J’ai suivi cette actualité la rage au ventre, ulcéré du peu de cas que l’on faisait à ce
peuple que l’on était censé dirigé. En claudicant, on arriva à des élections, les premières
depuis l’indépendance, élections « transparentes » pour les uns, les vainqueurs, « tricheries »
pour les autres, les perdants.

J’étais à Kinshasa ces jours de marche ou les fidèles des uns et des autres s’affrontèrent
en plein centre ville. J’étais à Kinshasa alors que des élèves étaient restés bloqués dans les
salles des cours, sous un déluge d’armes lourdes au Lycée Bosangani, au Collège Boboto, à
l’Athénée de la Gombe, à Notre dame de Fatima et dans plusieurs autres écoles des environs.

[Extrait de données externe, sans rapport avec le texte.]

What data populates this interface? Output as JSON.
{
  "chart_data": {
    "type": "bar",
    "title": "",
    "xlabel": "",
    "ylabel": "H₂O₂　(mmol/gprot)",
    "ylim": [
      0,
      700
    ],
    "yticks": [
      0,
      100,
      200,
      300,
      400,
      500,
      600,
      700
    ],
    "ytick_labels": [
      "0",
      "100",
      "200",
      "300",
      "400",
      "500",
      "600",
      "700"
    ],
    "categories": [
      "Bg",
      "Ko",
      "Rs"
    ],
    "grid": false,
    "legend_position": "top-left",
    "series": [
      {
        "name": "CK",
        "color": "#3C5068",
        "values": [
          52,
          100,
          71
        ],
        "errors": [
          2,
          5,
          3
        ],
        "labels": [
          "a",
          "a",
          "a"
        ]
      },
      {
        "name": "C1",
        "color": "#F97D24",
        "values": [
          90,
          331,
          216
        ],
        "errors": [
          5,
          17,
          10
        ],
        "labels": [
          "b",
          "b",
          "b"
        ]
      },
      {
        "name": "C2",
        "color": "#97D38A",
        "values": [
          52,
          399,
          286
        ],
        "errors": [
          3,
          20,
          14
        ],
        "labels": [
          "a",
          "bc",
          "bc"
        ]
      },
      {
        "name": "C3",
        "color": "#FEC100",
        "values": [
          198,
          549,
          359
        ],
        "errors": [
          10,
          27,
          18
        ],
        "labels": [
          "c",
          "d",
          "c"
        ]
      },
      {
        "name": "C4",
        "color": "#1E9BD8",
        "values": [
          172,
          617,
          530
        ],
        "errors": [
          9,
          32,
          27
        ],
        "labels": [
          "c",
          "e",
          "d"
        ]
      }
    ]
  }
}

Je n’ai jamais rien eu réponse à ma question : comment a-t-on pu organiser une


opération militaire de cette envergure en pleine ville à une heure où les Kinois se pressent au
centre ville dans l’espoir de rapporter une maigre pitance au domicile ? Dans ce pays
démocratique, personne ne s’est adressé à ce peuple une fois de plus meurtri pour le lui
expliquer. J’ai pensé ce jour là écrire cette histoire avec le profond désir de mettre un visage
sur ces morts. J’ai pensé écrire cette histoire pour garder une trace de ces années, pour
pouvoir raconter aux jeunes générations, les difficiles conditions de la parturition de cette
démocratie derrière laquelle la République Démocratique du Congo court toujours.